Breakfast: Egg scramble with sweet potatoes, kale, and red pepper

Snack: Kale smoothie with frozen strawberries and pineapple juice

Day 18: Coming Up for Air

Today’s aches and pains: Legs and butt, from 75 box jumps last night. Back and shoulders, from 5 reps of squat cleans at max weight from Monday and 25 more squat cleans and 50 ball cleans last night. Abs, which still feel like they are tearing dozens of times a day when I sneeze (Bah! Allergies!), from what I estimate to have been about 80 sit-ups on Monday night. I will say, though, that last night I did NOT finish last, but squarely in the middle with most of the other folks in the class (the Boyfriend finished first by a pretty wide margin… typical), and even though I came THIS close to vomiting at the end of the 800m run that rounded out our WOD, I held it together (not for lack of trying… I actually walked around the corner after the run was over to throw up only to find a bunch of kids who I did not feel like scarring for life, so I managed to keep it in).

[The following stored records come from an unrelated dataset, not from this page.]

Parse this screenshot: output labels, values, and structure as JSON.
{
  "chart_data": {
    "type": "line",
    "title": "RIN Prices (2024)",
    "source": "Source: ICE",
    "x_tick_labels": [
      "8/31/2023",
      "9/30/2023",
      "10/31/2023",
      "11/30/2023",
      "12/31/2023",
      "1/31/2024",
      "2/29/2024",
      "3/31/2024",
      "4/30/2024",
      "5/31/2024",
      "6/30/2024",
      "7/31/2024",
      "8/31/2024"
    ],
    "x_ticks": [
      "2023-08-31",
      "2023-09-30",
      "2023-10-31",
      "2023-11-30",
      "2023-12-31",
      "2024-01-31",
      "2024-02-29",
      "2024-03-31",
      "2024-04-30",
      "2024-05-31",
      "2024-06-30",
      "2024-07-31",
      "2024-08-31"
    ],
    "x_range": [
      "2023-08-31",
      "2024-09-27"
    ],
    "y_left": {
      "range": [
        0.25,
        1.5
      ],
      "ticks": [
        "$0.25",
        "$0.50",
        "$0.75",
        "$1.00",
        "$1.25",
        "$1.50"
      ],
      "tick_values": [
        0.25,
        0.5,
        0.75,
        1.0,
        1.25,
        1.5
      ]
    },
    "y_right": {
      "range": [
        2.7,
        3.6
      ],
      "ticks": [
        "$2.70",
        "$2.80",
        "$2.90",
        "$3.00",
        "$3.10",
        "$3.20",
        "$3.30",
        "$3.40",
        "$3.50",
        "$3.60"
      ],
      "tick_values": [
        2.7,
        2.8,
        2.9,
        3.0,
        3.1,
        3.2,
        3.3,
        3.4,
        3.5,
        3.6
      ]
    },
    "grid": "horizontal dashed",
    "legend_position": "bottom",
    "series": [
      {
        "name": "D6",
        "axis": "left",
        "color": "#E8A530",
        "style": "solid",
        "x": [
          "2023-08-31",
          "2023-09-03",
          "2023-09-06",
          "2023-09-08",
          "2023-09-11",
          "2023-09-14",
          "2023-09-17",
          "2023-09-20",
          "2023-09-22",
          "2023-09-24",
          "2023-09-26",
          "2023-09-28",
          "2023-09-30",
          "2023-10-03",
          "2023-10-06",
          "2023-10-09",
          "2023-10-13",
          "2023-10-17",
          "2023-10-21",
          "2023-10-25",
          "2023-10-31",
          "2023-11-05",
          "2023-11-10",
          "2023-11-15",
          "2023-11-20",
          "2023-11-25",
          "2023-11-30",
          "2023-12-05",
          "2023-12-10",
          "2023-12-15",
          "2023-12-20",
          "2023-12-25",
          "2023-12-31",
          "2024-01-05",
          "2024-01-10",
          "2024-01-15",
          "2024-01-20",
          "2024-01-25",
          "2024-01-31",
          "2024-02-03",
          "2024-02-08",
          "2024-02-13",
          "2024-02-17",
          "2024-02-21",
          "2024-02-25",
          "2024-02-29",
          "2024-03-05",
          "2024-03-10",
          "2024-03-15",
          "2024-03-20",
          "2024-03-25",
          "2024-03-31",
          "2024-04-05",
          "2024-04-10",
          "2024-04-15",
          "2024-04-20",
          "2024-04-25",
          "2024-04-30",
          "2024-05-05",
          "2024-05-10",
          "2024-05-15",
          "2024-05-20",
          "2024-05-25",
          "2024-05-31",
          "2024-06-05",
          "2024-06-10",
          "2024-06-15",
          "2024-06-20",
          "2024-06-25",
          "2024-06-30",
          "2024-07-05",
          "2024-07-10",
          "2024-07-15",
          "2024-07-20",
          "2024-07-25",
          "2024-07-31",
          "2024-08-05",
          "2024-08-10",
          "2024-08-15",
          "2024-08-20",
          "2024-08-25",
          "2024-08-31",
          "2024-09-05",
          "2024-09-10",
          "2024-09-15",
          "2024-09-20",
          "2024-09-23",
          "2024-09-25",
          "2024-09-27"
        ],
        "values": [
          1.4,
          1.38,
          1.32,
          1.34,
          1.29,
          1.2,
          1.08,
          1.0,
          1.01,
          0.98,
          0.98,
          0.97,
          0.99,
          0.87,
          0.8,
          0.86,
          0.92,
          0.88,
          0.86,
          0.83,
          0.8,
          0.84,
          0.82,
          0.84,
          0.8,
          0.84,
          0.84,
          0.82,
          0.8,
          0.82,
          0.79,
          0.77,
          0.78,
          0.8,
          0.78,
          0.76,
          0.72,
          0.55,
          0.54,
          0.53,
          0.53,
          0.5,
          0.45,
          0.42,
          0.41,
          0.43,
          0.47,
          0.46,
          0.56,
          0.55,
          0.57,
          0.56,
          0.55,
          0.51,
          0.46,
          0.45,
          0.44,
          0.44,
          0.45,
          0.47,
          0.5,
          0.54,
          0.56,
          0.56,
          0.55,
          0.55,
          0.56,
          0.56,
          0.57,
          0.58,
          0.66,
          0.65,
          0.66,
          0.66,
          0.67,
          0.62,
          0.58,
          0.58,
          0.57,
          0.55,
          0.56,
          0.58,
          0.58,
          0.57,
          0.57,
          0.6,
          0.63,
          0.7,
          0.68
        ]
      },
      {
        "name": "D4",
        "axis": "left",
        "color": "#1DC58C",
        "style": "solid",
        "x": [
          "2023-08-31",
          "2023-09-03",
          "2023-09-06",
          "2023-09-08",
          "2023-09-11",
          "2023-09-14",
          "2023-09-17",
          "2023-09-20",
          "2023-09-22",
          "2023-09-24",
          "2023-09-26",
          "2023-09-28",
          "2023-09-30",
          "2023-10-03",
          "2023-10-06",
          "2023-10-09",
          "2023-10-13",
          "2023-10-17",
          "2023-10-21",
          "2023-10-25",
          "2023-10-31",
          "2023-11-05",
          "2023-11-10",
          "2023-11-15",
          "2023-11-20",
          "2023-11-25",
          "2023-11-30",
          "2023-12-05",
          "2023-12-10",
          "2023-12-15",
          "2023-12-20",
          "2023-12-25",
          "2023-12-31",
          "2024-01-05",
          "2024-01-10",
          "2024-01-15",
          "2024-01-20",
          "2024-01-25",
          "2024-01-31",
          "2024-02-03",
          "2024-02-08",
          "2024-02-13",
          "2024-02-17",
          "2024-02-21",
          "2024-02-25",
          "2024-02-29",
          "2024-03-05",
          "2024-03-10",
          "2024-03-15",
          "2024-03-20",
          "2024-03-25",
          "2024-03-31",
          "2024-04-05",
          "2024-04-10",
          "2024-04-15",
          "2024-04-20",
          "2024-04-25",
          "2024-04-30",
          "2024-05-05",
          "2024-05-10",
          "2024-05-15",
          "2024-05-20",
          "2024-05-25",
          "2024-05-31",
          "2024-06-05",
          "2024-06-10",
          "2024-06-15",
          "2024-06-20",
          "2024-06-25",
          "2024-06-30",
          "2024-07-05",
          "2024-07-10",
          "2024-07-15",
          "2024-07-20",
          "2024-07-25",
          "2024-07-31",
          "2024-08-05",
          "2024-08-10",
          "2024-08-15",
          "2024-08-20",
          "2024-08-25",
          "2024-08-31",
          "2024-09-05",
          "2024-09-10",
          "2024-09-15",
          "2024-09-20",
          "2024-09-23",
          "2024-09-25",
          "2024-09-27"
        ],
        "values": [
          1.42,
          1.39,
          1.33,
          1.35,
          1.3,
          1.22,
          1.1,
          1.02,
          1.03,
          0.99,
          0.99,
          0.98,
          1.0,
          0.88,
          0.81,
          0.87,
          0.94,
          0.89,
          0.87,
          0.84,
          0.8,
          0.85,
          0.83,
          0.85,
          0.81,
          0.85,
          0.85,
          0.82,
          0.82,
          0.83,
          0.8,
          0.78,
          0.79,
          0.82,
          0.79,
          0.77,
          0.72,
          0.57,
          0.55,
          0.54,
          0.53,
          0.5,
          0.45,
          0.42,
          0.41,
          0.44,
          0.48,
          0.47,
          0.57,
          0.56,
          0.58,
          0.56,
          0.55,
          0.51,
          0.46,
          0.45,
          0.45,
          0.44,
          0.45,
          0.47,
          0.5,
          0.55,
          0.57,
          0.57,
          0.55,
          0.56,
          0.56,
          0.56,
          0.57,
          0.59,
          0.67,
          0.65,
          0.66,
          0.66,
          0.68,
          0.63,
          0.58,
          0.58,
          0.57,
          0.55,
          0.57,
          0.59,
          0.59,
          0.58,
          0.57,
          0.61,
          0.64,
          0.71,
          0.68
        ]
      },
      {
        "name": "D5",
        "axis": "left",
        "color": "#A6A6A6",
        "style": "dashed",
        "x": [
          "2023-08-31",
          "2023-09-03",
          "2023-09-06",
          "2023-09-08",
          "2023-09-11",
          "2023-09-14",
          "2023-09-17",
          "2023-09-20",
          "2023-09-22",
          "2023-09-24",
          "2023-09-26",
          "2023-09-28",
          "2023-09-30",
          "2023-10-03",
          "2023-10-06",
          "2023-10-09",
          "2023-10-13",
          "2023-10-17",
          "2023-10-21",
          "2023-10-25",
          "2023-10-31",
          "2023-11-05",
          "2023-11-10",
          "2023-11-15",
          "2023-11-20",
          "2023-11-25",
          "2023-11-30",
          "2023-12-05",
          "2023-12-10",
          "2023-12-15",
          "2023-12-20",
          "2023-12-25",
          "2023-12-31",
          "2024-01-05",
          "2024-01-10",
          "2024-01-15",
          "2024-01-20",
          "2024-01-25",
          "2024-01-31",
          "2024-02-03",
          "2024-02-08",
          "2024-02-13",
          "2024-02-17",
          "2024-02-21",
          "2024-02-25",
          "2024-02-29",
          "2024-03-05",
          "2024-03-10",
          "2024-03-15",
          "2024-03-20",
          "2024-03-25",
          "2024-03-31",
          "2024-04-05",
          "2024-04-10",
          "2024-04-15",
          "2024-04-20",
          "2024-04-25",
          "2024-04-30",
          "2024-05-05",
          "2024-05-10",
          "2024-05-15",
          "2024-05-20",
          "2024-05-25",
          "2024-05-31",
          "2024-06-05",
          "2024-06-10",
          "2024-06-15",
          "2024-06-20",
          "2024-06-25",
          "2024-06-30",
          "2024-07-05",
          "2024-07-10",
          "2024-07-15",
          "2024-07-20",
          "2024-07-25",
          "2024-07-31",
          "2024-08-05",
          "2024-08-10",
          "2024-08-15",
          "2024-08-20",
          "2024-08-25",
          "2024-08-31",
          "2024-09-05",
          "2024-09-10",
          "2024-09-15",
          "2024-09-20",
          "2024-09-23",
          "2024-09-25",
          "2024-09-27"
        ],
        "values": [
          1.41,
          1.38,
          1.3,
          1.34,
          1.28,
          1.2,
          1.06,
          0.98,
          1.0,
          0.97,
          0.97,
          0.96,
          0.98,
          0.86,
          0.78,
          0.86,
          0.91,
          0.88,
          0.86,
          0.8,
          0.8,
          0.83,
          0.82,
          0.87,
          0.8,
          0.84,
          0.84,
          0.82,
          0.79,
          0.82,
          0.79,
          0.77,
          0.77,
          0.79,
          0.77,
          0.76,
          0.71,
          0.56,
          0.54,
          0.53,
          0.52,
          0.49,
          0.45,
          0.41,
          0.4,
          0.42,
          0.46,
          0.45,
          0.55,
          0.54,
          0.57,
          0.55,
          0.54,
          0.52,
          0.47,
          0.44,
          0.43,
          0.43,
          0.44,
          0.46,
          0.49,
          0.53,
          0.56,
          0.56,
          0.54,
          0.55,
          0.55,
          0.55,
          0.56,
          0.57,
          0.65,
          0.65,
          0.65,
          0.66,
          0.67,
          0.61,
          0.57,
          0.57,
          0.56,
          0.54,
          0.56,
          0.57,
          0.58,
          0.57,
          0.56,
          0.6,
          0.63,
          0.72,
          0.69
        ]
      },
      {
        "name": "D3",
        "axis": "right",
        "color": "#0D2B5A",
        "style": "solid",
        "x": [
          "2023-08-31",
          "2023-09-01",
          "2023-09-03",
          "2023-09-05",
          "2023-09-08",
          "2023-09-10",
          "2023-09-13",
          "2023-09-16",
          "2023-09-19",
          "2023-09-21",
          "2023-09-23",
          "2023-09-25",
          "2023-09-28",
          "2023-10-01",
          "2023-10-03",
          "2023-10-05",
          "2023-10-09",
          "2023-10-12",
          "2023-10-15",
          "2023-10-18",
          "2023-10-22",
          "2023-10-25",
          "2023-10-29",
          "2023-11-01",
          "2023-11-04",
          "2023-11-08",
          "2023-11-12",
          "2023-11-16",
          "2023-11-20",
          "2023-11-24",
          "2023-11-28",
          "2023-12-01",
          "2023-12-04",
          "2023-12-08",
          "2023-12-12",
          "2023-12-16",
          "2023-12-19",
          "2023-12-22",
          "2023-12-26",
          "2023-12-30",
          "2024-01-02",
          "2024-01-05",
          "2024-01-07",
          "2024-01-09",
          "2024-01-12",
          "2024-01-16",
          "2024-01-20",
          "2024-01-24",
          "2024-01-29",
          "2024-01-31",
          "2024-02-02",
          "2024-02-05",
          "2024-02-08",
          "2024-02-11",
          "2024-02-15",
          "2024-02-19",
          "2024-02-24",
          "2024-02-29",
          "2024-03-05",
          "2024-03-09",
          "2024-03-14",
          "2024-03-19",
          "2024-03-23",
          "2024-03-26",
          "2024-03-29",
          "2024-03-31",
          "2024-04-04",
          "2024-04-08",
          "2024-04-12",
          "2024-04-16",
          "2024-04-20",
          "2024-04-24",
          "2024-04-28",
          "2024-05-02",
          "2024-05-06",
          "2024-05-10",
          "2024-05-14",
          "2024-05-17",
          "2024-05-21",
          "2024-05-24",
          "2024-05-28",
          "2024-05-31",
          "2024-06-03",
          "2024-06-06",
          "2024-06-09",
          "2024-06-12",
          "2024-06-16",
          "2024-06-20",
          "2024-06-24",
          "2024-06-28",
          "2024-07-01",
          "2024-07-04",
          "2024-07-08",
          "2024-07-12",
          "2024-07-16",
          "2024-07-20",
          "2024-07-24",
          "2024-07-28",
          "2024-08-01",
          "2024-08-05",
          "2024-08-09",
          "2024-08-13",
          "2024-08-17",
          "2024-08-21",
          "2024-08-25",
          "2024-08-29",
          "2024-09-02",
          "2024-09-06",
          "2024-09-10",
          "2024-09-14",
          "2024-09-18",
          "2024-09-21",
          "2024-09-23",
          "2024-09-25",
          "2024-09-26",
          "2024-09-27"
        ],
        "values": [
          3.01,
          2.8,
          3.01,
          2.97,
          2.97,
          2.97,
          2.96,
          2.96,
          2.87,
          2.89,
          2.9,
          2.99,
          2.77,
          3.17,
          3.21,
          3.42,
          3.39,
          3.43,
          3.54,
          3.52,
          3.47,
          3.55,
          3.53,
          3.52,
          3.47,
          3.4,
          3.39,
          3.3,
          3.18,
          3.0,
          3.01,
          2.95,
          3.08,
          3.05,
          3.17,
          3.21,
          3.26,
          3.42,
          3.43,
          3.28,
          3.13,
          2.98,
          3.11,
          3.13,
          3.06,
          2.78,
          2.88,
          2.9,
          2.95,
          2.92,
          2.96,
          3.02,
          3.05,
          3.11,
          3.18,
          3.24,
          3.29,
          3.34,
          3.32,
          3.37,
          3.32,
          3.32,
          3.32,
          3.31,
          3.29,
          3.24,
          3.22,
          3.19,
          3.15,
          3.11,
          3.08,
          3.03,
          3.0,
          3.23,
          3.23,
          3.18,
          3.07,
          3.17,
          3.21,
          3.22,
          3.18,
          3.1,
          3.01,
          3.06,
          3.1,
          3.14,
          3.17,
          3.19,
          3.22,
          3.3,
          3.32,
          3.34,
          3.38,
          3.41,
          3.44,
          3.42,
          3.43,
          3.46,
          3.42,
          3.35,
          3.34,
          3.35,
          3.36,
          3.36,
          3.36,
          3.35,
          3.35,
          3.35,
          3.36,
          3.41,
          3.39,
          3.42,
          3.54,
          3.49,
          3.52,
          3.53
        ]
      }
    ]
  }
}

We have been working out on a pretty consistent every-other-day basis, and on this schedule I feel that my body is not so much recovering between WODs but more like coming up for air. Like in the beginning of Jaws, when the girl gets pulled under water and pops back up a few seconds later, hyperventilates a little bit, then is dragged back under the water… that’s sort of how my back muscles have felt. In a classic show of good timing, my best friend (who is preparing to walk across Rwanda while creating a photojournalism piece about the future of the Rwandan people, which you can read more about here) is having a going away party on Friday night, squarely conflicting with our Friday night WOD. Since it’s not every day that someone leaves to walk across one of the more dangerous countries in the world, we are taking Friday off, to send her off on her journey and also to give our muscles a chance to breathe just a little.

With a solid 2.5 weeks of Crossfit under my belt at this point, I have to say that I am loving it. It is definitely hard, and like I mentioned in my post a few days ago, it has been harder in some ways than in others, and not necessarily in the ways I was expecting. I feel like most worthwhile challenges that a person undertakes are characterized by their lack of predictability, though. If you can anticipate and feel prepared for each development, each twist and turn, well then maybe you aren’t really challenging yourself like you should be. I’ve definitely found that the most rewarding and valuable experiences I’ve had have surprised me, thrown me on my ass, and even made me cry a few times. And let’s be honest, it’s only a matter of time before a WOD makes me cry.